Android will be paid, how the original story?
the news about Android will be paid lately enough santer. If true, Android would certainly face a new problem where its users are now very comfortable with the concept of Open Source.
Indeed, this is Google's bluff against recent EU decisions. The decision forced Google to not bundle the Chrome app and its search from Android. This is likely to have some implications for the future of Android's free business model.
Related to that, Google CEO Sundar Pichai responded through his official blog. Pichai outlines the company's response to a $ 5 billion penalty. Pichai highlights the fact that Android users will generally "install around 50 apps themselves" and can easily remove installed applications. But if Google is prevented from bundling its own app, it will disrupt the Android ecosystem.
"If mobile phone makers and mobile network operators can not include our app on their various devices, it would upset the balance of the Android ecosystem," Pichai explained, cautiously avoiding the fact that mobile phone makers will no longer be forced to package this app but can still choose to do so .

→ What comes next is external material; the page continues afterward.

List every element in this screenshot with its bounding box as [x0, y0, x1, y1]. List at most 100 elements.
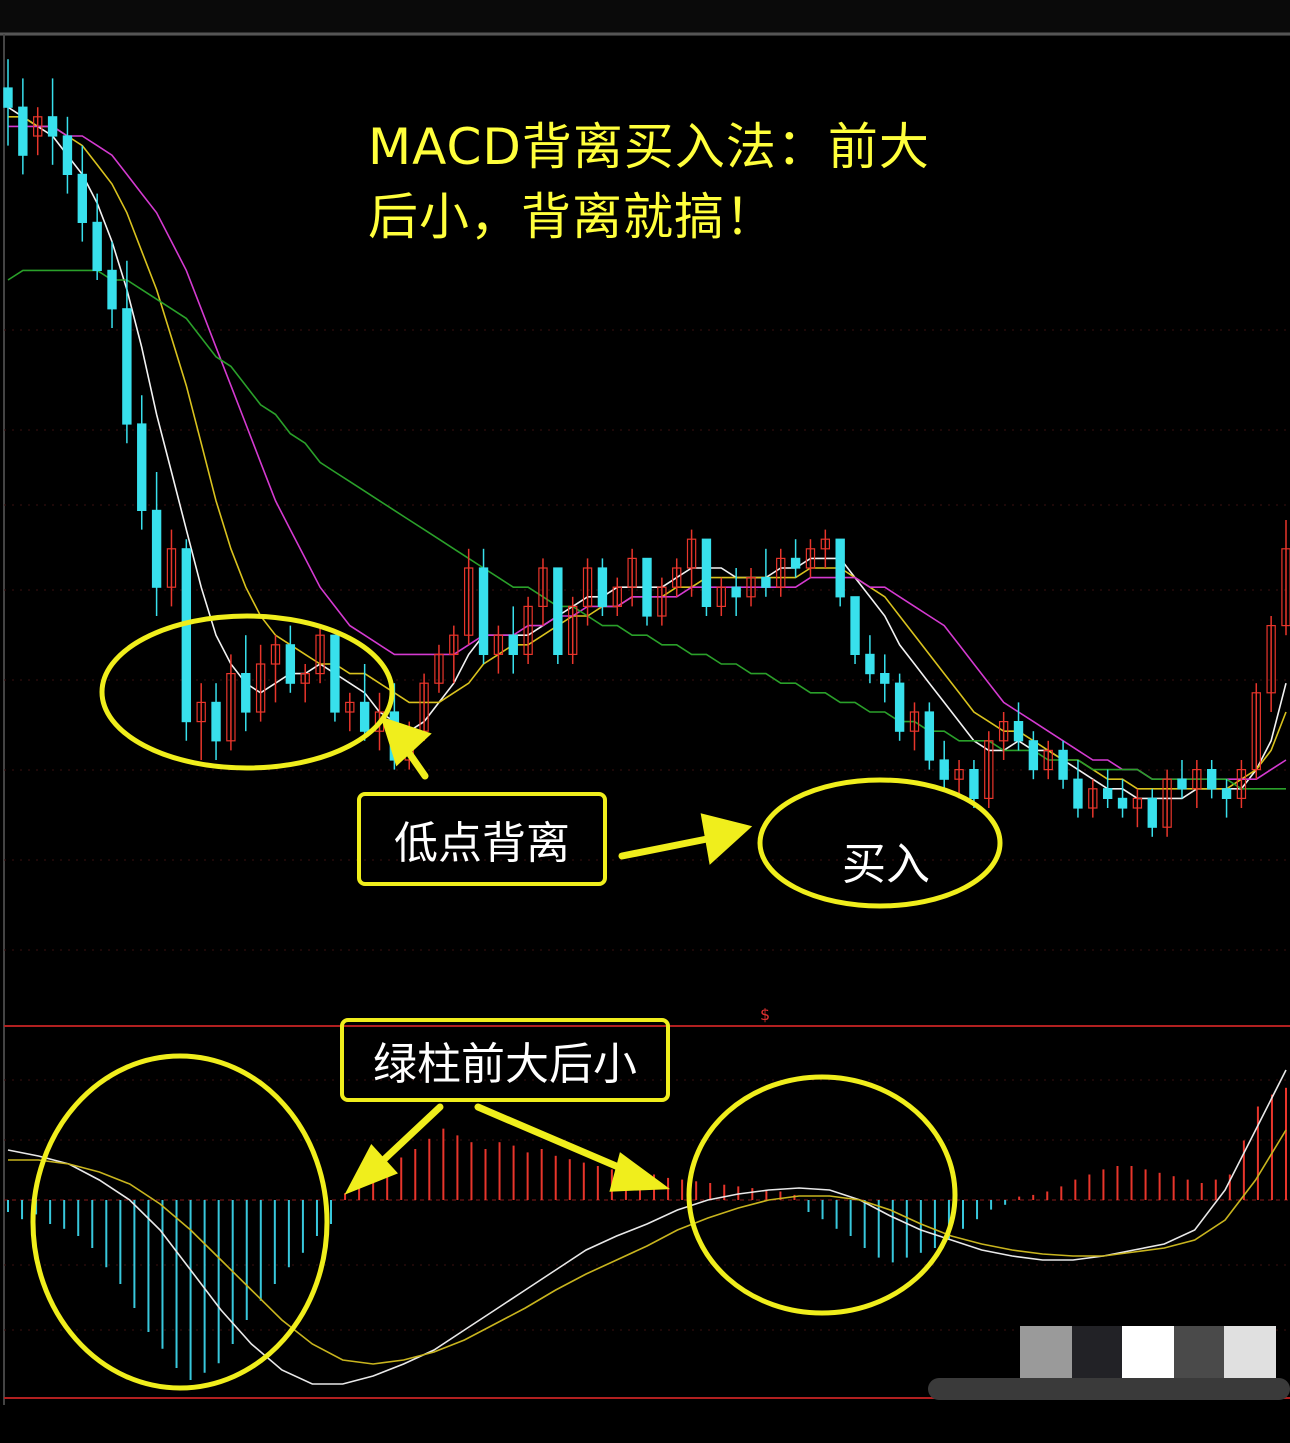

Pichai then hinted that the free Android business model relies on bundling this app. "So far, the Android business model means that we do not have to charge the mobile phone maker for our technology, or rely on a tightly controlled distribution model," Pichai said. "But we are concerned that today's decision will disrupt the cautious balance we experience with Android, and it sends out disturbing signals that support proprietary systems over open platforms."
Pichai's subtle talk about the "cautious balance" of the Android business model will be seen as a warning to consumers, mobile phone makers and the European Commission. The EU does not advise how Google should resolve application bundling violations. But it's clear that if a phone maker can bundle their own browser apps (not Chrome) and direct those searches to competitors, they could have implications for Google's advertising revenue, which now exceeds 50 percent of the company's net digital advertising revenue.
Given Google's dominance in searches and browsers as well as other services, Pichai's warning is more like a bluff to popular court opinion than a serious threat that Android will no longer be free.